This is a guest post from Janice Sullivan, our VP of External Affairs. As part of a management initiative to make sure we all stay well connected with the purpose and mission of our organization, those of us who tend to be tethered to our desks are making sure we go out on home visits with our clinicians on a regular basis. Here's what Janice had to say:
I had the opportunity to go on home visits with Roberta Dillon, RN, on a hot, humid day last week. Roberta’s “neighborhood” is in the Mattapan area of Boston. As I trailed after her, up the stairs to yet another un-air conditioned apartment, watching as she lugged the tools of her trade, laptop, BP cuff, thermometers and whatever else was carefully packed in her black bag, it hit me again….our clinicians do amazing work and help people who really, really need their expertise.
And again, I wondered at all these initiatives the federal and state governments are putting out there to encourage providers and payers to “contain costs” by coordination of care in less expensive settings.
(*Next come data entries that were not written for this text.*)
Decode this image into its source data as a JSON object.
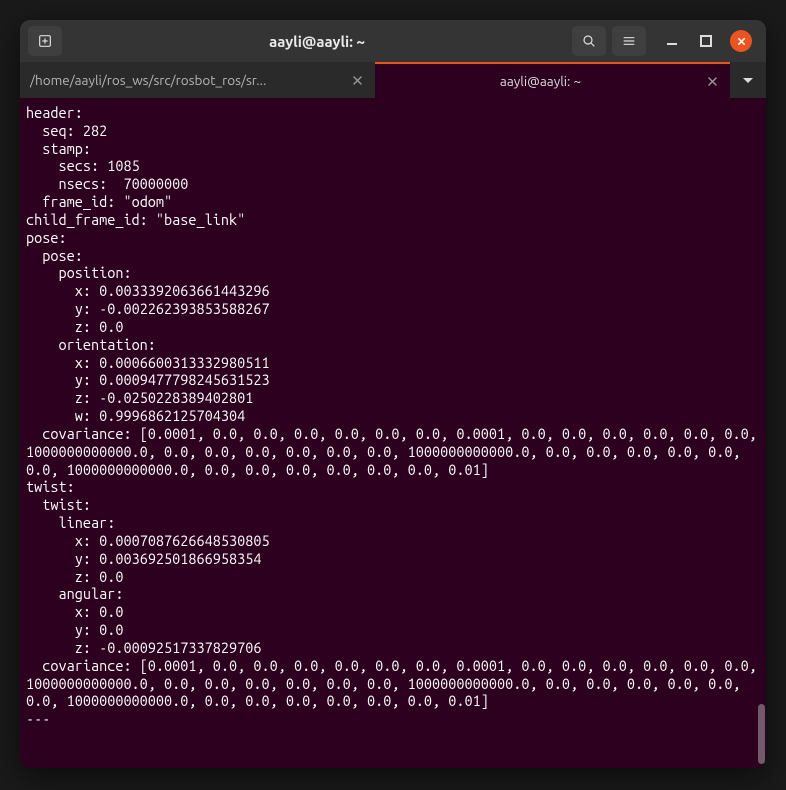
{
  "titlebar": {
    "title": "aayli@aayli: ~"
  },
  "tabs": {
    "t1": "/home/aayli/ros_ws/src/rosbot_ros/sr...",
    "t2": "aayli@aayli: ~"
  },
  "terminal": {
    "content": "header:\n  seq: 282\n  stamp:\n    secs: 1085\n    nsecs:  70000000\n  frame_id: \"odom\"\nchild_frame_id: \"base_link\"\npose:\n  pose:\n    position:\n      x: 0.0033392063661443296\n      y: -0.002262393853588267\n      z: 0.0\n    orientation:\n      x: 0.0006600313332980511\n      y: 0.0009477798245631523\n      z: -0.0250228389402801\n      w: 0.9996862125704304\n  covariance: [0.0001, 0.0, 0.0, 0.0, 0.0, 0.0, 0.0, 0.0001, 0.0, 0.0, 0.0, 0.0, 0.0, 0.0, 1000000000000.0, 0.0, 0.0, 0.0, 0.0, 0.0, 0.0, 1000000000000.0, 0.0, 0.0, 0.0, 0.0, 0.0, 0.0, 1000000000000.0, 0.0, 0.0, 0.0, 0.0, 0.0, 0.0, 0.01]\ntwist:\n  twist:\n    linear:\n      x: 0.0007087626648530805\n      y: 0.003692501866958354\n      z: 0.0\n    angular:\n      x: 0.0\n      y: 0.0\n      z: -0.00092517337829706\n  covariance: [0.0001, 0.0, 0.0, 0.0, 0.0, 0.0, 0.0, 0.0001, 0.0, 0.0, 0.0, 0.0, 0.0, 0.0, 1000000000000.0, 0.0, 0.0, 0.0, 0.0, 0.0, 0.0, 1000000000000.0, 0.0, 0.0, 0.0, 0.0, 0.0, 0.0, 1000000000000.0, 0.0, 0.0, 0.0, 0.0, 0.0, 0.0, 0.01]\n---"
  }
}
Why not just support (you can read that as “pay fairly”) home health care agencies like the VNA of Boston who do this work and do it extremely well.
Roberta picked me up in the neighborhood and I rode around with her all morning. She knows her way around the community and is a whiz at balancing driving, taking calls (hands free of course, wink), taking notes and keeping it all together – and she doesn’t drive slowly either. Some visits were more complicated than others, watching Roberta work with an older women (96) with dementia, and who was not at all happy with us being in the house, was a tutorial in diplomacy as Roberta convinced her to get a dressing changed that absolutely had to done.
I know we take care of plenty of younger patients, but what struck me was that aging with failing health is a daunting prospect. Aging, and trying to manage the various aspects of the health care you need is an even more daunting prospect. And aging, perhaps with some dementia, and trying to figure out the myriad of caregivers and providers involved in your care looks like it could downright impossible. Even with a constant caregiver in the house, and I met two husbands who could not have been more protective and tender with their wives, those primary caregivers are often not in the best of health either.
That’s where I think the VNA of Boston comes in….Roberta, in more than setting, called the doctor, assessed fall risks, answered questions about the home health aide, reconciled the medications, organized the pharmacy delivery, you name it….she was the manager of the healthcare team. Transitions in care, reducing re-hospitalizations, care coordination, geriatric care management are all buzzwords these days. In my opinion, that wheel does not need to re-invented – it exists at the VNA of Boston and needs to be supported by payers, including the government, not duplicated with all the costs associated with developing new infrastructures. Clone Roberta and others like her -- that may save thousands in a day.